Note that we normally randomize the initial values of the weights and biases. This is a simple-minded way to create a fairly chaotic initial cost function with ample room for gradient descent. We wouldn’t want to risk setting these variables in some predictable way, which might place the cost function into a flat plane from the very start!

Consider that this code is basically sufficient to recognize handwritten images of mnist numbers with a success rate of about 95%! That’s quite remarkable. Imagine how much effort it would take to develop a custom algorithm to do the same thing. I think it would be incredibly hard to get to the same level of accuracy that way, but we can achieve pretty good results with the very naive implementation above: All we have are layers of neurons connected together in a completely generic way, with maybe 100 lines of code to perform the forward and backward propagations!

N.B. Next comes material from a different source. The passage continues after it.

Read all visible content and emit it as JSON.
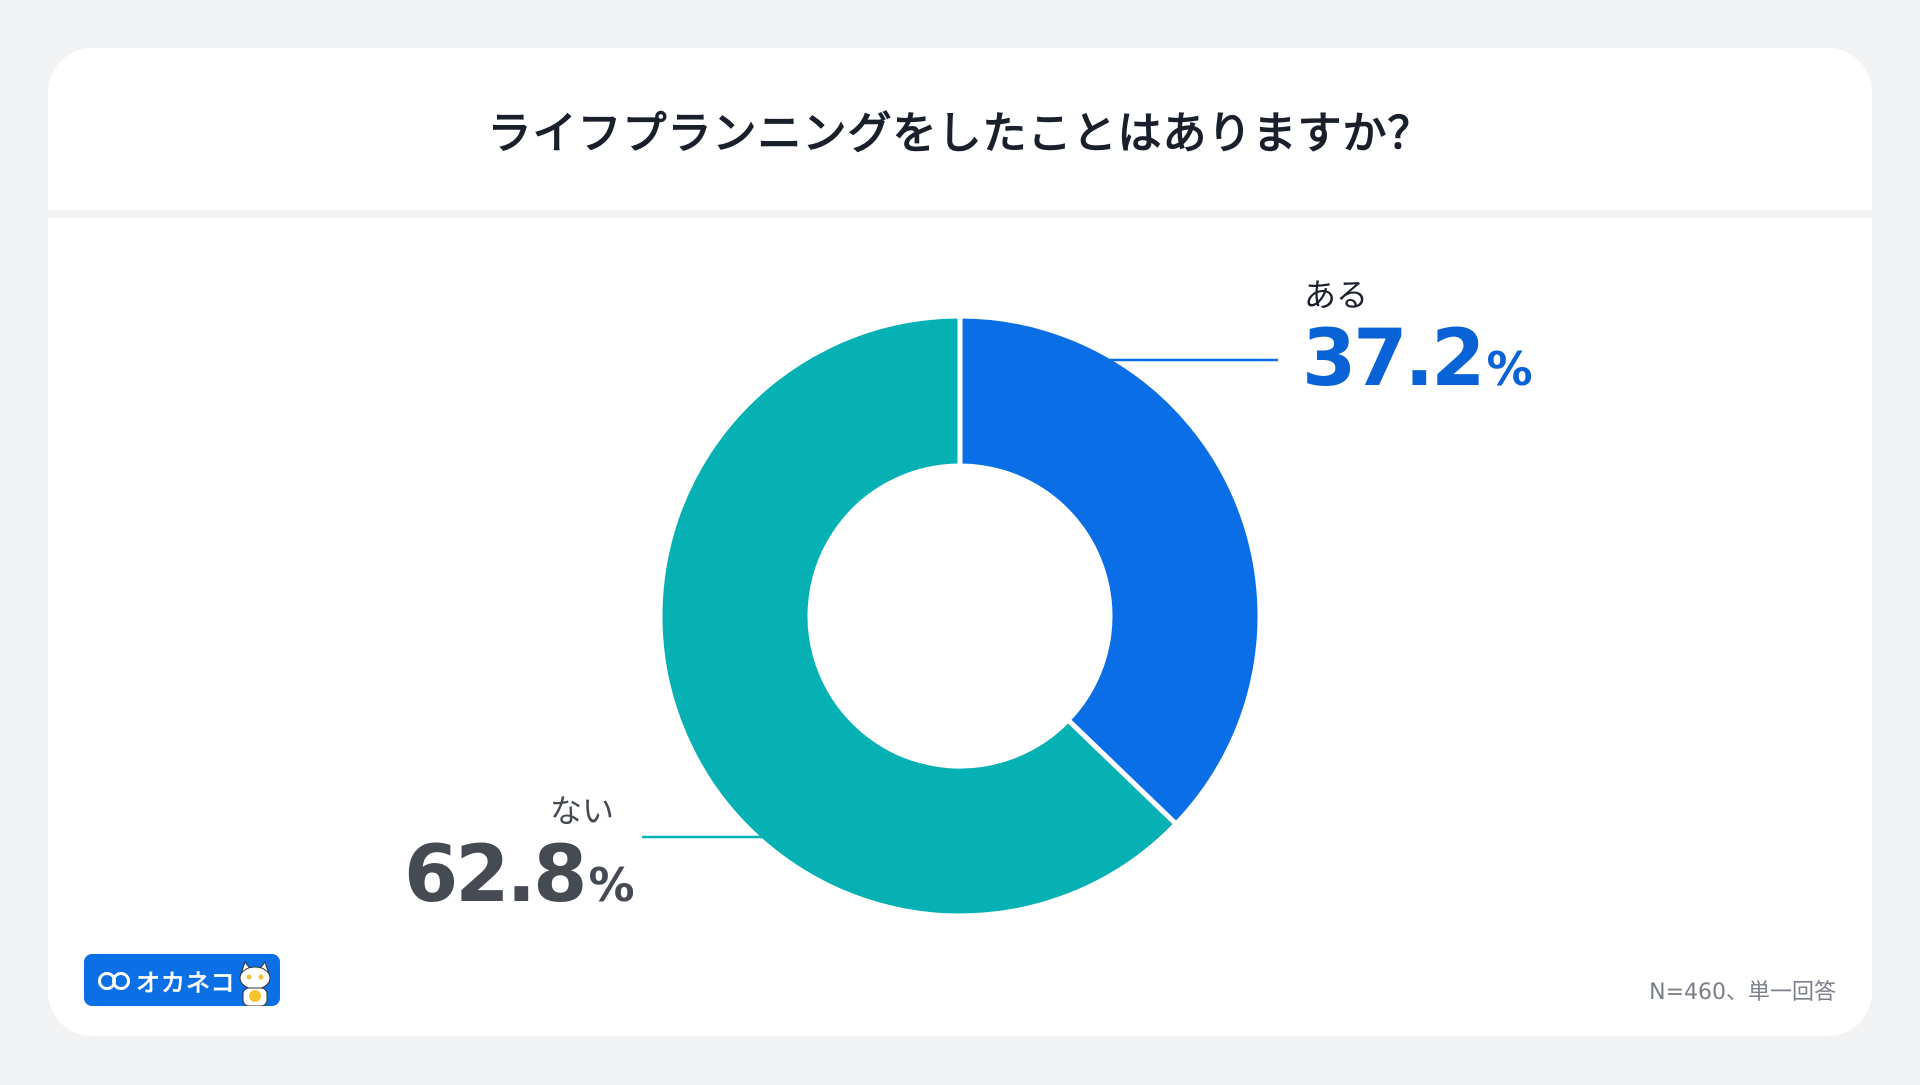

Stochastic Gradient Descent

Adjusting all of the weights and biases for every single input, as in the above code, can be slow. A common speedup technique is to run a batch of inputs through the network and to treat that as a single training step. In other words, first we calculate our partial derivatives for a bunch of randomly selected training inputs. We keep adding the most recent partial derivatives to each gradient matrix. Once we’ve done that, we divide each of these cumulative partial derivatives by the number of samples in the batch. We then update the weights and biases just once against this average slope. We can then continue doing the same thing with another batch of inputs. This is called stochastic gradient descent. Intuitively, this means our movements down the slope of the landscape are a bit more jerky than they would be otherwise. If we adjusted all of the parameters after every input, our path downward would be a smoother curve, but it would take longer to compute.

MNIST Image Recognition

Michael Nielsen’s python code (github)for recognizing mnist images easily reaches approximately a 95% recognition rate after training for just a few minutes on a commodity PC. The following script runs the network with a single hidden layer of 30 neurons (run.py):

import mnist_loader
import network

training_data, validation_data, test_data = mnist_loader.load_data_wrapper()

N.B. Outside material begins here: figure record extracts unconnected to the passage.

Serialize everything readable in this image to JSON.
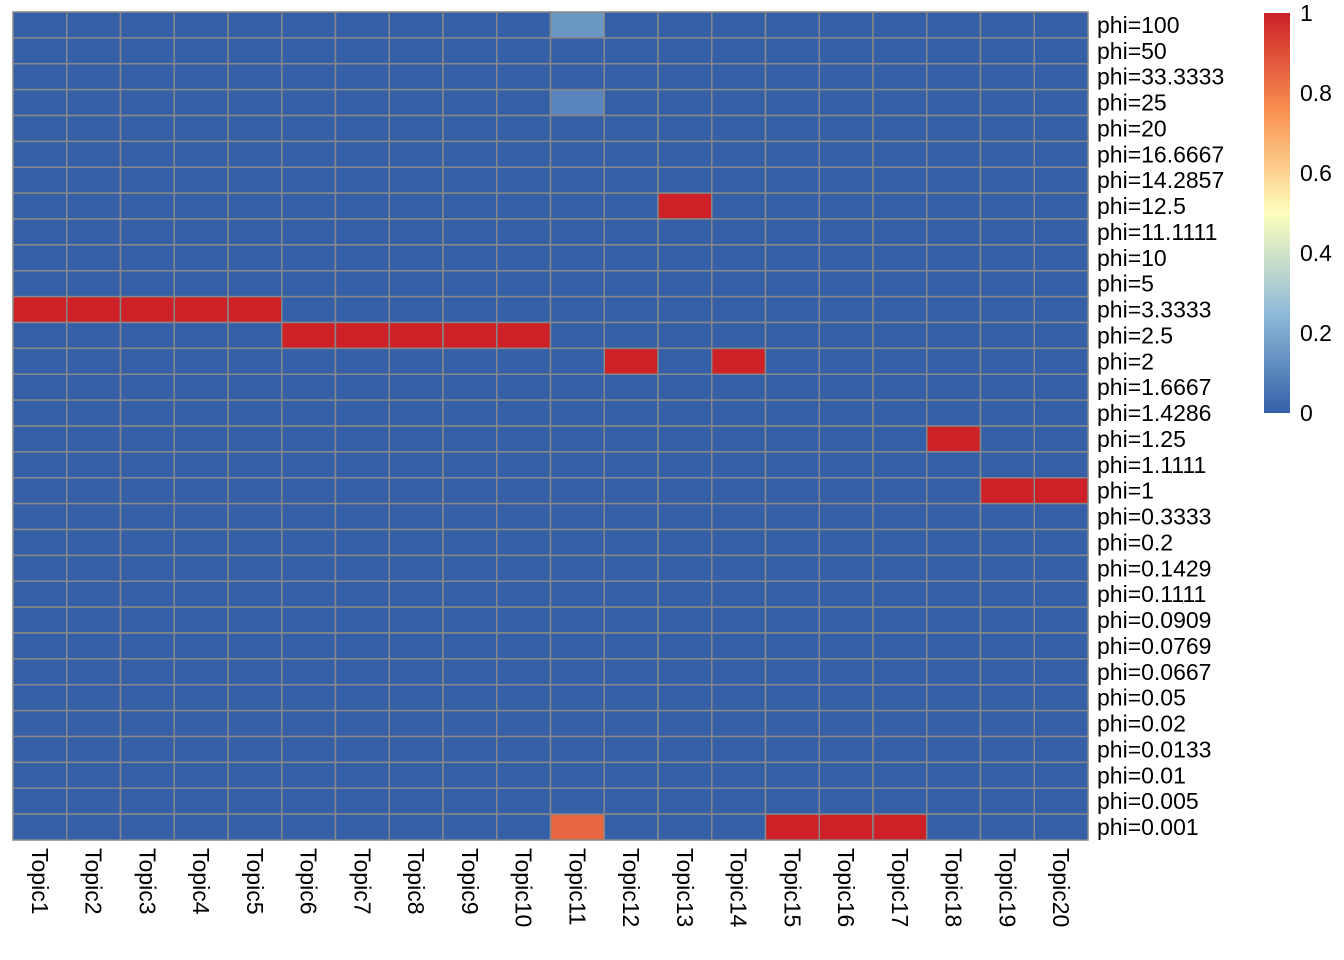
{
  "chart_data": {
    "type": "heatmap",
    "title": "",
    "xlabel": "",
    "ylabel": "",
    "columns": [
      "Topic1",
      "Topic2",
      "Topic3",
      "Topic4",
      "Topic5",
      "Topic6",
      "Topic7",
      "Topic8",
      "Topic9",
      "Topic10",
      "Topic11",
      "Topic12",
      "Topic13",
      "Topic14",
      "Topic15",
      "Topic16",
      "Topic17",
      "Topic18",
      "Topic19",
      "Topic20"
    ],
    "rows": [
      "phi=100",
      "phi=50",
      "phi=33.3333",
      "phi=25",
      "phi=20",
      "phi=16.6667",
      "phi=14.2857",
      "phi=12.5",
      "phi=11.1111",
      "phi=10",
      "phi=5",
      "phi=3.3333",
      "phi=2.5",
      "phi=2",
      "phi=1.6667",
      "phi=1.4286",
      "phi=1.25",
      "phi=1.1111",
      "phi=1",
      "phi=0.3333",
      "phi=0.2",
      "phi=0.1429",
      "phi=0.1111",
      "phi=0.0909",
      "phi=0.0769",
      "phi=0.0667",
      "phi=0.05",
      "phi=0.02",
      "phi=0.0133",
      "phi=0.01",
      "phi=0.005",
      "phi=0.001"
    ],
    "cells": [
      {
        "row": "phi=100",
        "col": "Topic11",
        "value": 0.15
      },
      {
        "row": "phi=25",
        "col": "Topic11",
        "value": 0.1
      },
      {
        "row": "phi=12.5",
        "col": "Topic13",
        "value": 1
      },
      {
        "row": "phi=3.3333",
        "col": "Topic1",
        "value": 1
      },
      {
        "row": "phi=3.3333",
        "col": "Topic2",
        "value": 1
      },
      {
        "row": "phi=3.3333",
        "col": "Topic3",
        "value": 1
      },
      {
        "row": "phi=3.3333",
        "col": "Topic4",
        "value": 1
      },
      {
        "row": "phi=3.3333",
        "col": "Topic5",
        "value": 1
      },
      {
        "row": "phi=2.5",
        "col": "Topic6",
        "value": 1
      },
      {
        "row": "phi=2.5",
        "col": "Topic7",
        "value": 1
      },
      {
        "row": "phi=2.5",
        "col": "Topic8",
        "value": 1
      },
      {
        "row": "phi=2.5",
        "col": "Topic9",
        "value": 1
      },
      {
        "row": "phi=2.5",
        "col": "Topic10",
        "value": 1
      },
      {
        "row": "phi=2",
        "col": "Topic12",
        "value": 1
      },
      {
        "row": "phi=2",
        "col": "Topic14",
        "value": 1
      },
      {
        "row": "phi=1.25",
        "col": "Topic18",
        "value": 1
      },
      {
        "row": "phi=1",
        "col": "Topic19",
        "value": 1
      },
      {
        "row": "phi=1",
        "col": "Topic20",
        "value": 1
      },
      {
        "row": "phi=0.001",
        "col": "Topic11",
        "value": 0.85
      },
      {
        "row": "phi=0.001",
        "col": "Topic15",
        "value": 1
      },
      {
        "row": "phi=0.001",
        "col": "Topic16",
        "value": 1
      },
      {
        "row": "phi=0.001",
        "col": "Topic17",
        "value": 1
      }
    ],
    "default_value": 0,
    "color_scale": {
      "min": 0,
      "max": 1,
      "stops": [
        {
          "value": 0,
          "color": "#3560a8"
        },
        {
          "value": 0.25,
          "color": "#8fbbd9"
        },
        {
          "value": 0.5,
          "color": "#fefebd"
        },
        {
          "value": 0.75,
          "color": "#f99352"
        },
        {
          "value": 1,
          "color": "#cd2027"
        }
      ],
      "ticks": [
        "0",
        "0.2",
        "0.4",
        "0.6",
        "0.8",
        "1"
      ]
    },
    "grid_color": "#888888",
    "legend_placement": "top-right"
  }
}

net = network.Network([784, 30, 10])
net.SGD(training_data, 30, 10, 3.0, test_data=test_data)

The results below show that the network achieves close to 95% accuracy:

C:\Dev\python\neural-networks-and-deep-learning\src>python run.py
Epoch 0: 9032 / 10000
...
Epoch 29: 9458 / 10000

If we change the network to 2 hidden layers of 16 neurons each, like in Grant Sanderson’s video (run2.py):

import mnist_loader
import network

training_data, validation_data, test_data = mnist_loader.load_data_wrapper()

net = network.Network([784, 16, 16, 10])
net.SGD(training_data, 30, 10, 3.0, test_data=test_data)

The results seem to be about the same:

C:\Dev\python\neural-networks-and-deep-learning\src>python run2.py
Epoch 0: 8957 / 10000
...
Epoch 29: 9385 / 10000

If we omit the hidden layer completely and just send our input layer directly to the output layer, the accuracy falls quite a bit, down to 75%.

In his video, Grant Sanderson speculates a bit about what the different layers might mean conceptually. He tosses out the idea that the first hidden layer might identify the parts of basic units of handwritten numbers. For example, it might break down an “o” loop into several parts. The second hidden layer might then put these individual parts together, e.g. A 9 might be an “o” loop and a line or curved tail sticking out of it.

However, Grant found that examining the hidden layers didn’t reveal anything so clear-cut, just rather noisy data that only shows hints of a pattern. This suggests that this neural network doesn’t have to find minima that make sense to us as human beings. It seems to find local minima that are just good enough to do a pretty decent job of solving the problem, but these minima don’t fully encapsulate what the numbers mean. That is, as Grant puts it, in the unfathomably large 13,000 dimensional space of weights and biases, our network found itself a happy little local minimum that, despite successfully classifying most images, doesn’t exactly pick up on the patterns we might have hoped for… Even if this network can recognize digits pretty well, it has no idea how to draw them. One outcome of this fact is that our particular network will just as confidently classify an image of random pixels as it does a real mnist image!

Our simple network clearly has limitations. For example, the hidden layers don’t seem to have any clear pattern or meaning. Also, with large numbers of neurons in each layer, having each of the neurons in one layer connected to all of the neurons in the next layer can become a performance problem. It’s also a bit odd after all, isn’t it, that all of our input neurons are treated the same, whether they’re close together or on opposite sides of the image!

These are issues that are dealt with in some of the more sophisticated approaches to neural networks that have been developed over time. If you’d like to go deeper, check out further developments like deep learning, convolutional neural networks, recurrent neural networks, and LSTM networks. With all that being said, a great thing about the simple network we’ve worked through in this article is that it can already do something useful and it’s pretty easy to understand!